Spring is a bountiful and beautiful time in the Northeast region of the country. You'll find plenty of root vegetables in season (like carrots, beets, parsnips, and radishes), but leafy greens like chard, spinach, and arugula are also prevalent. If you're looking for citrus fruits such as grapefruit, oranges, or lemons for your drinks or desserts, you'll need to import them from the South or Southwest regions.
If your guests are craving guacamole, you'll love the Southwest's abundance of avocados. There are also plenty of leafy greens close at hand for salads and sides, including chard, kale, lettuce, and spinach. Additionally, you'll find fruits and vegetables in season that aren’t as common in the rest of the country, such as figs and squash.
When it comes to spring in the South, you'll find plenty of green vegetables to go around, such as lettuce and spinach. Traditional Southern favorites are also plentiful, including collards, okra, and sweet potatoes. The South is also a great source of citrus fruit, particularly grapefruit and oranges.
Summer in the Northwest supplies a cornucopia of delicious seasonal fruits and vegetables, including unique varieties like artichokes, chilies, and garlic. The area is also known for root vegetables, such as beets, carrots, fennel, leeks, onions, parsnips, potatoes, and turnips. If your business is located in this area, you won’t need to import much during the summer, which will help your bottom line.
Predictably enough, corn is one of the Midwest's bumper crops over the summer months. You'll also find plenty of grapes to use at your winery or sell at your farmer's market. Additionally, there is an abundance of cucumbers, eggplant, squash, and zucchini to incorporate into all of your favorite appetizers, salads, and entrees.
Summer in the Northeast is bursting with almost every fruit and vegetable imaginable. If your restaurant or bakery sells pie, you’ll love having apples, blueberries, cherries, peaches, rhubarb, and strawberries close at hand. You'll also find a host of other perennial produce favorites, including brussels sprouts, eggplant, pumpkins, and watermelon.
Summer in the Southwest is all about fruit, including apples, blueberries, grapes, nectarines, peaches, pears, plums, raspberries, and watermelon. Pomegranates are also plentiful in the region during the summer months. These states are perhaps best known for their chilies, which come in a variety of types and are perfect for use in any spicy dish.
The South is jam-packed with vegetables during the summer months, including asparagus, cabbage, cauliflower, green beans, peas, and tomatoes. Your guests will also love the delicious seasonal fruits available in the South over the summer, such as peaches and plums
The Northwest is one of the best places to procure root vegetables in the winter months, as they have plenty of beets, carrots, fennel, leeks, parsnips, potatoes, and turnips to go around. The region also has clementines, a unique citrus fruit that is a popular item in grocery stores nationwide.

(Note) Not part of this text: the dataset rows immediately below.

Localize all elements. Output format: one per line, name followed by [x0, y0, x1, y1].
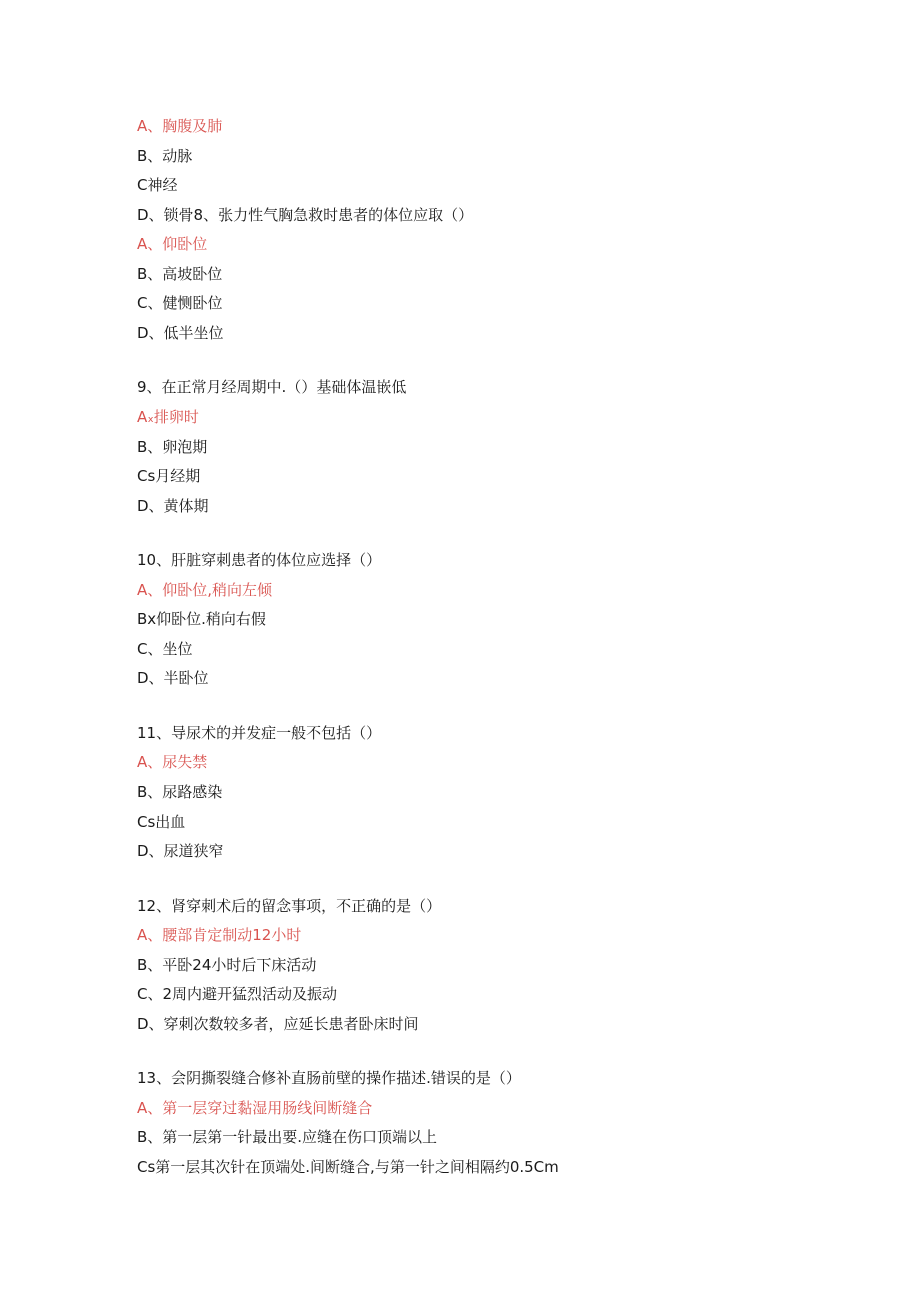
option-c: Cs出血: [137, 813, 186, 831]
option-d-and-question-8: D、锁骨8、张力性气胸急救时患者的体位应取（）: [137, 206, 474, 224]
option-d: D、黄体期: [137, 497, 209, 515]
option-a: A、尿失禁: [137, 753, 208, 771]
option-a: A、第一层穿过黏湿用肠线间断缝合: [137, 1099, 373, 1117]
question-12: 12、肾穿刺术后的留念事项，不正确的是（）: [137, 897, 442, 915]
option-a: A、腰部肯定制动12小时: [137, 926, 302, 944]
option-b: B、动脉: [137, 147, 193, 165]
option-b: B、尿路感染: [137, 783, 223, 801]
option-b: B、第一层第一针最出要.应缝在伤口顶端以上: [137, 1128, 438, 1146]
option-d: D、尿道狭窄: [137, 842, 224, 860]
option-a: A、仰卧位: [137, 235, 208, 253]
option-c: C、2周内避开猛烈活动及振动: [137, 985, 338, 1003]
option-a: A、胸腹及肺: [137, 117, 223, 135]
option-b: B、高坡卧位: [137, 265, 223, 283]
option-a: A、仰卧位,稍向左倾: [137, 581, 273, 599]
option-b: B、平卧24小时后下床活动: [137, 956, 317, 974]
option-c: Cs月经期: [137, 467, 201, 485]
option-a: Aₓ排卵时: [137, 408, 199, 426]
question-11: 11、导尿术的并发症一般不包括（）: [137, 724, 382, 742]
option-d: D、半卧位: [137, 669, 209, 687]
option-c: Cs第一层其次针在顶端处.间断缝合,与第一针之间相隔约0.5Cm: [137, 1158, 559, 1176]
option-c: C、坐位: [137, 640, 193, 658]
question-10: 10、肝脏穿刺患者的体位应选择（）: [137, 551, 382, 569]
option-d: D、低半坐位: [137, 324, 224, 342]
option-c: C、健恻卧位: [137, 294, 223, 312]
option-b: B、卵泡期: [137, 438, 208, 456]
option-b: Bx仰卧位.稍向右假: [137, 610, 266, 628]
option-d: D、穿刺次数较多者，应延长患者卧床时间: [137, 1015, 419, 1033]
question-9: 9、在正常月经周期中.（）基础体温嵌低: [137, 378, 407, 396]
option-c: C神经: [137, 176, 178, 194]
question-13: 13、会阴撕裂缝合修补直肠前壁的操作描述.错误的是（）: [137, 1069, 521, 1087]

Like the Northeast, there aren't many fruits and vegetables to choose from during the winter months in the Midwest. You'll need to import everything other than mushrooms, which are always bountiful.
The Northeast doesn't have much to offer over the winter months due to snow and cold temperatures, so you'll need to import all of your fruits and vegetables other than mushrooms and parsnips.
If your business needs citrus over the winter months, the Southwest is your best bet. Boasting everything from grapefruit and lemons to oranges and tangerines, this region also produces delicious strawberries. Additionally, you'll find plenty of avocados for your Mexican restaurant and broccoli, carrots, and cauliflower for vegetable medleys.
Citrus is abundant in the South during the winter, with grapefruit and oranges leading the way. You'll also find a variety of leafy greens, including collards, kale, lettuce, and spinach. Apples are plentiful, too, which is good news for restaurants and bakeries.